Rumah dapat menunjukkan tingkat sosial ekonomi seseorang yang menempatinya jika dilihat dari perbedaan ukuran dan kualitasnya. Semakin besar ukuran rumah seseorang maka semakin tinggi tingkat sosial ekonomi keluarga yang menempatinya. Sebaliknya semakin kecil ukuran rumah seseorang maka semakin rendah pula tingkat sosial ekonomi keluarga yang menempatinya. Begitupula dengan kualitas rumah seseorang, semakin baik kualitasnya semakin tinggi tingkat sosial ekonomi keluarga yang menempatinya, dan semakin jelek kualitas rumah seseorang semakin rendah pula sosial ekonomi keluarga yang menempatinya.

Menurut Svalastoga (1989) dalam Aryana (2004:29), untuk mengukur tingkat sosial ekonomi seseorang dari rumahnya dapat dilihat dari:

1. Status rumah yang ditempati, bisa rumah sendiri, rumah dinas, menyewa, menumpang pada saudara atau ikut orang lain.

2. Kondisi fisik bangunan dapat berupa rumah permanen, kayu atau bambu. Keluarga yang keadaan sosial ekonominya tinggi pada umumnya menempati rumah permanen, sedangkan keluarga yang keadaan sosial ekonominya menengah kebawah menggunakan semi permanen dan tidak permanen.

3. Besarnya rumah yang ditempati, semakin luas rumah yang ditempati pada umumnya semakin tinggi tingkat sosial ekonominya.

Rumah dapat menunjukkan suatu tingkat sosial ekonomi bagi keluarga yang menempati. Apabila tersebut berbeda dalam hal ukuran dan kualitas rumah.
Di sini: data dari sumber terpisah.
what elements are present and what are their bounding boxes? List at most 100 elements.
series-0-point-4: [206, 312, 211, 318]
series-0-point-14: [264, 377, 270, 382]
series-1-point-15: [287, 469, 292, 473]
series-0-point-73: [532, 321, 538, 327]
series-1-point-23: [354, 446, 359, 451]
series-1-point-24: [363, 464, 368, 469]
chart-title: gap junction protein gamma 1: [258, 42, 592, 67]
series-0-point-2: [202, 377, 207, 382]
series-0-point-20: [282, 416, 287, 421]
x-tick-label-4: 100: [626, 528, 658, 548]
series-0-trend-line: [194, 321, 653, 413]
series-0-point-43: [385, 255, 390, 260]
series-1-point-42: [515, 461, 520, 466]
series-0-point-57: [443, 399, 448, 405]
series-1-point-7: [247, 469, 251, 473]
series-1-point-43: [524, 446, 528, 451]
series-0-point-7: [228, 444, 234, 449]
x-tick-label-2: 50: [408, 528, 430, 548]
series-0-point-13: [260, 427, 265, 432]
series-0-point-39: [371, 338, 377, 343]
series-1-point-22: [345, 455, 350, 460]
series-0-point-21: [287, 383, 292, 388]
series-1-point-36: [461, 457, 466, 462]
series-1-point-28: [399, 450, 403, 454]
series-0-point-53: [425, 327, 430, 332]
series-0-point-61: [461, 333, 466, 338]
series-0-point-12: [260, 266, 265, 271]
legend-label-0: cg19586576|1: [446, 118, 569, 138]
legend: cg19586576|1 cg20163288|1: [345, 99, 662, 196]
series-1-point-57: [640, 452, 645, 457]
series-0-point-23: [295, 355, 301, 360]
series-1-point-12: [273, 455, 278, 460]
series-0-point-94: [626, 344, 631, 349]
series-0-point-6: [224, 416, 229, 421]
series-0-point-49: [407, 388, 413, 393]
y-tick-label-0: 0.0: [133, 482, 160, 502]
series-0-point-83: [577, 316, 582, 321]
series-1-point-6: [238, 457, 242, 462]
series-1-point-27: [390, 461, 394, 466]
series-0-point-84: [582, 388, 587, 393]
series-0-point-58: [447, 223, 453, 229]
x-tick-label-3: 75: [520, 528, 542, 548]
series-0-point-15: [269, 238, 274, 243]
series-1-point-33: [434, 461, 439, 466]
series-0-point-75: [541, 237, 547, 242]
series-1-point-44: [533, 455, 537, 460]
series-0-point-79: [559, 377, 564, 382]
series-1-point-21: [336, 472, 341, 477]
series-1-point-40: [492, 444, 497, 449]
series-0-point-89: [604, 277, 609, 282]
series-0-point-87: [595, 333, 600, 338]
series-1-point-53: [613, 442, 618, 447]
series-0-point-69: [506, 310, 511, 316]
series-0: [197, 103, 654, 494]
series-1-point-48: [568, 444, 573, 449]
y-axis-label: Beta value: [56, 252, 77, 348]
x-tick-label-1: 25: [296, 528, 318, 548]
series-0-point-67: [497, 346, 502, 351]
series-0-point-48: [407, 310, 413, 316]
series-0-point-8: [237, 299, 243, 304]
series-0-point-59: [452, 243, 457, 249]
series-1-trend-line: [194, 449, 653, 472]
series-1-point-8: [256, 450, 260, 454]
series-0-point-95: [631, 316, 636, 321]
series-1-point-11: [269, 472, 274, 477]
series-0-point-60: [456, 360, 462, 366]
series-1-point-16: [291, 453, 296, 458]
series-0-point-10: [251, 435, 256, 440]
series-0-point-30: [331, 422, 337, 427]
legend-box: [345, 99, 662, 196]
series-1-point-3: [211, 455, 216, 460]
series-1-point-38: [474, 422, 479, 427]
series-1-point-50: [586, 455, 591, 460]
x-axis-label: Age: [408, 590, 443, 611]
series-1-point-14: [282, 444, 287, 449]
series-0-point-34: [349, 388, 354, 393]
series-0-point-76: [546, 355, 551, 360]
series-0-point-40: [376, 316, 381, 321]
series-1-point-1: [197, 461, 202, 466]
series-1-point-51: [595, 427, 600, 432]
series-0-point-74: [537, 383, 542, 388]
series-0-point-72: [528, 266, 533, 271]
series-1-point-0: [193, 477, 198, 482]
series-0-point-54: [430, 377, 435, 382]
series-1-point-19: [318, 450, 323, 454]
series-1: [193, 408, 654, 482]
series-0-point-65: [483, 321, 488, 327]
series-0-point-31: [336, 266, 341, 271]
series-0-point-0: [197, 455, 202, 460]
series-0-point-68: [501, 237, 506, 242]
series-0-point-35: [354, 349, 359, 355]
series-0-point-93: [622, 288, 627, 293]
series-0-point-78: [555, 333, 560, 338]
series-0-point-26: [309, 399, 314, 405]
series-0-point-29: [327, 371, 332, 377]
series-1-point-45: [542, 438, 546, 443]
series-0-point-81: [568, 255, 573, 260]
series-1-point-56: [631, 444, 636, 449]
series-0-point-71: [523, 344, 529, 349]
Rumah dengan ukuran yang besar, permanen dan milik pribadi dapat menunjukkan bahwa kondisi sosial ekonominya tinggi berbeda dengan rumah yang kecil, semi permanen dan menyewa menunjukkan bahwa tingkat sosial ekonominya rendah.

Kondisi rumah atau tempat tinggal yang dimaksud oleh peneliti didalam penelitian ini adalah melihat bagaimana keadaan sosial ekonomi responden berdasarkan kondisi rumah atau tempat tinggalnya. Tinggi rendahnya kondisi sosial ekonomi apabila dilihat dari kondisi rumah atau tempat tinggal terdiri dari beberapa indikator yaitu:

a. Bentuk atau Jenis Rumah

1. Bentuk/jenis rumah : permanen, semi permanen, kayu/papan, bambu. 2. Jenis lantai : keramik, ubin/tegel, plester, tanah.

3. Dinding : papan, pagar, tembok, batu paving.

b. Status Rumah: milik sendiri, mengontrak, menempati milik orang lain, ikut saudara.

c. Luas Rumah : < 50 m², 50-99 m², 100-149 m², > 149 m².